Stanley Kubrick explains the endings of 2001 and The Shining in unreleased 1980 documentary footage

Stanley Kubrick provided clear explanations for the cryptic endings of his two most famous movies to filmmaker Jun'ichi Yao during a phone call that was filmed for an unreleased documentary in 1980.

"People are wondering," Yao asked Kubrick about 2001: A Space Odyssey, "what is the meaning of the last scene? Could you give us answers?" Yao is referring to the scene where astronaut Dave Bowman is lying in a bed of a richly appointed house.

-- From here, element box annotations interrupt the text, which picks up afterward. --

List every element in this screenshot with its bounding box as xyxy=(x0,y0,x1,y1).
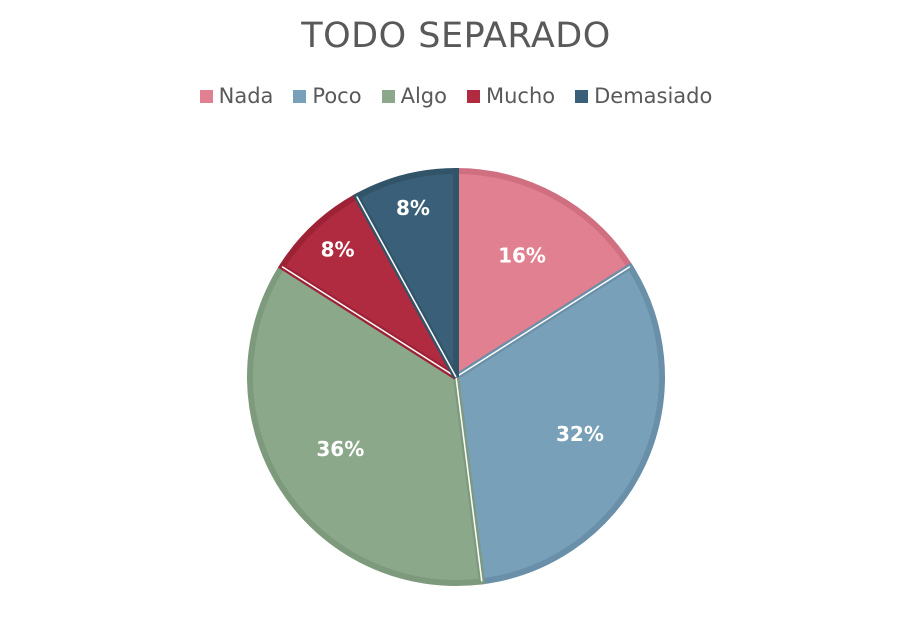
legend-item-nada: Nada xyxy=(199,84,274,108)
pie-label-demasiado: 8% xyxy=(396,196,430,220)
pie-label-poco: 32% xyxy=(556,422,604,446)
legend-label-algo: Algo xyxy=(400,84,447,108)
pie-slice-demasiado xyxy=(352,167,459,379)
pie-slice-poco xyxy=(452,262,665,585)
legend-label-poco: Poco xyxy=(312,84,362,108)
legend-swatch-nada xyxy=(199,89,213,103)
legend-label-demasiado: Demasiado xyxy=(594,84,713,108)
pie-label-nada: 16% xyxy=(498,243,546,267)
legend-swatch-poco xyxy=(293,89,307,103)
pie-slice-algo xyxy=(247,262,486,586)
legend-item-demasiado: Demasiado xyxy=(575,84,712,108)
pie-separator-mucho xyxy=(281,265,457,378)
legend-label-nada: Nada xyxy=(218,84,274,108)
legend-item-algo: Algo xyxy=(381,84,447,108)
pie-label-algo: 36% xyxy=(316,437,364,461)
pie-separator-algo xyxy=(455,376,483,582)
legend-item-mucho: Mucho xyxy=(466,84,556,108)
chart-title: TODO SEPARADO xyxy=(301,16,611,56)
legend-swatch-mucho xyxy=(466,89,480,103)
pie-separator-poco xyxy=(455,265,631,378)
legend-swatch-demasiado xyxy=(575,89,589,103)
legend: Nada Poco Algo Mucho Demasiado xyxy=(0,84,912,108)
pie-slice-nada xyxy=(453,167,635,383)
legend-item-poco: Poco xyxy=(293,84,362,108)
legend-swatch-algo xyxy=(381,89,395,103)
pie-separator-demasiado xyxy=(356,196,457,378)
pie-label-mucho: 8% xyxy=(321,237,355,261)
legend-label-mucho: Mucho xyxy=(485,84,556,108)
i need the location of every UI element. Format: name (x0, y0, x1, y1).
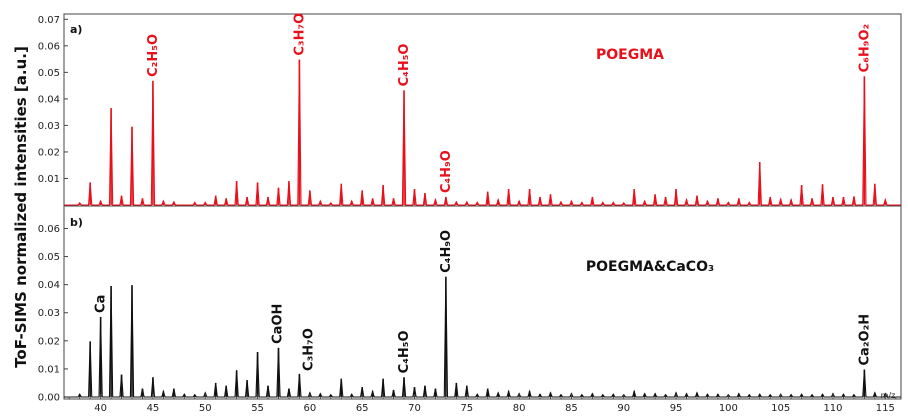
panel-b-spectrum-line (64, 276, 901, 398)
panel-a-y-tick-label: 0.04 (38, 94, 60, 105)
panel-b-peaks (64, 276, 901, 398)
x-tick-label: 40 (94, 403, 107, 414)
panel-a-annotation: C₂H₅O (146, 34, 161, 77)
panel-a-y-tick-label: 0.01 (38, 174, 60, 185)
panel-a-annotation: C₃H₇O (292, 13, 307, 56)
x-tick-label: 110 (823, 403, 842, 414)
panel-b-annotation: C₄H₅O (397, 330, 412, 373)
x-axis-unit-label: m/z (881, 391, 896, 400)
panel-a-annotation: C₄H₉O (439, 150, 454, 193)
panel-b-y-tick-label: 0.06 (38, 224, 60, 235)
panel-b-annotation: Ca₂O₂H (857, 314, 872, 366)
panel-b-y-tick-label: 0.04 (38, 280, 60, 291)
x-tick-label: 85 (565, 403, 578, 414)
x-tick-label: 55 (251, 403, 264, 414)
panel-b: 0.00 0.01 0.02 0.03 0.04 0.05 0.06 b) POEGMA&C… (38, 205, 902, 404)
x-tick-label: 50 (199, 403, 212, 414)
panel-a-y-tick-label: 0.06 (38, 41, 60, 52)
x-tick-label: 60 (304, 403, 317, 414)
panel-a-y-tick-label: 0.02 (38, 147, 60, 158)
x-tick-label: 105 (771, 403, 790, 414)
panel-b-y-tick-label: 0.00 (38, 393, 60, 404)
x-tick-label: 65 (356, 403, 369, 414)
x-tick-label: 70 (408, 403, 421, 414)
x-tick-label: 75 (460, 403, 473, 414)
panel-a-y-tick-label: 0.05 (38, 68, 60, 79)
panel-b-y-tick-label: 0.02 (38, 336, 60, 347)
panel-a-y-tick-label: 0.03 (38, 121, 60, 132)
panel-a-annotation: C₄H₅O (397, 44, 412, 87)
panel-b-y-tick-label: 0.01 (38, 364, 60, 375)
panel-a-frame (63, 13, 902, 207)
panel-b-y-ticks: 0.00 0.01 0.02 0.03 0.04 0.05 0.06 (38, 224, 68, 404)
x-tick-label: 90 (617, 403, 630, 414)
x-tick-label: 100 (719, 403, 738, 414)
panel-a-annotation: C₆H₉O₂ (857, 24, 872, 73)
panel-b-annotation: C₄H₉O (439, 230, 454, 273)
x-tick-label: 80 (513, 403, 526, 414)
y-axis-label: ToF-SIMS normalized intensities [a.u.] (12, 46, 30, 368)
x-tick-label: 115 (876, 403, 895, 414)
panel-b-label: b) (70, 216, 83, 229)
panel-b-title: POEGMA&CaCO₃ (586, 259, 714, 275)
panel-b-annotation: C₃H₇O (301, 328, 316, 371)
panel-a-label: a) (70, 23, 82, 36)
panel-a-spectrum-line (64, 59, 901, 206)
x-tick-label: 45 (147, 403, 160, 414)
panel-b-annotation: Ca (94, 295, 109, 313)
panel-a-y-tick-label: 0.07 (38, 15, 60, 26)
panel-a: 0.01 0.02 0.03 0.04 0.05 0.06 0.07 a) POEGMA C… (38, 13, 902, 207)
panel-a-peaks (64, 59, 901, 206)
panel-a-y-ticks: 0.01 0.02 0.03 0.04 0.05 0.06 0.07 (38, 15, 68, 185)
panel-a-annotations: C₂H₅O C₃H₇O C₄H₅O C₄H₉O C₆H₉O₂ (146, 13, 872, 193)
panel-b-y-tick-label: 0.05 (38, 252, 60, 263)
x-tick-label: 95 (670, 403, 683, 414)
x-axis-ticks: 40 45 50 55 60 65 70 75 80 85 90 95 100 105 110 115 (68, 394, 897, 414)
panel-b-annotation: CaOH (270, 304, 285, 344)
panel-a-title: POEGMA (596, 47, 664, 63)
panel-b-y-tick-label: 0.03 (38, 308, 60, 319)
panel-b-frame (63, 205, 902, 400)
panel-b-annotations: Ca CaOH C₃H₇O C₄H₅O C₄H₉O Ca₂O₂H (94, 230, 873, 373)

At first, Kubrick says he's reluctant to reveal his interpretation: "I tried to avoid doing this ever since the picture came out because when you just say the ideas, they sound foolish, whereas if they're dramatized, one feels it."

But he goes on to say, "The idea was supposed to be that he is taken in by godlike entities — creatures of pure energy and intelligence with no shape or form, and they put him in what I suppose you could describe as a human zoo to study him. And his whole life passes from that point on in that room, and he has no sense of time, it just seems to happen as it does in the film.

"And they choose this room, which is a very inaccurate replica of French architecture, deliberately so inaccurate, because one was suggesting that they had some idea of something that he might think was pretty but weren't quite sure, just as we aren't quite sure what to do in zoos, with animals, to try to give them what we think is their natural environment. And anyway, when they get finished with them, as happens in so many myths, of all cultures in the world, he is transformed into some kind of super being sent back to Earth. You know, transformed and made into some sort of superman. And we have to only guess what happens when he goes back. It is a pattern of a great deal of mythology. And that was what we're trying to suggest."

Yao then asks Kubrick about the last scene of The Shining, where Jack Nicholson appears in a hotel party photo from the 1920s.

Kubrick says, "Well, it was supposed to suggest a kind of evil reincarnation cycle where he is part of the hotel's history. Just as in the men's room when he's talking to the ghost of the former caretaker who says to him, 'You are the caretaker. You've always been the caretaker. I should know. I've always been here.' One is merely suggesting some kind of endless cycle of evil reincarnation, and also — well, that's it. Again, it's the sort of thing that I think is better left unexplained, but since you asked me, I'm trying to explain."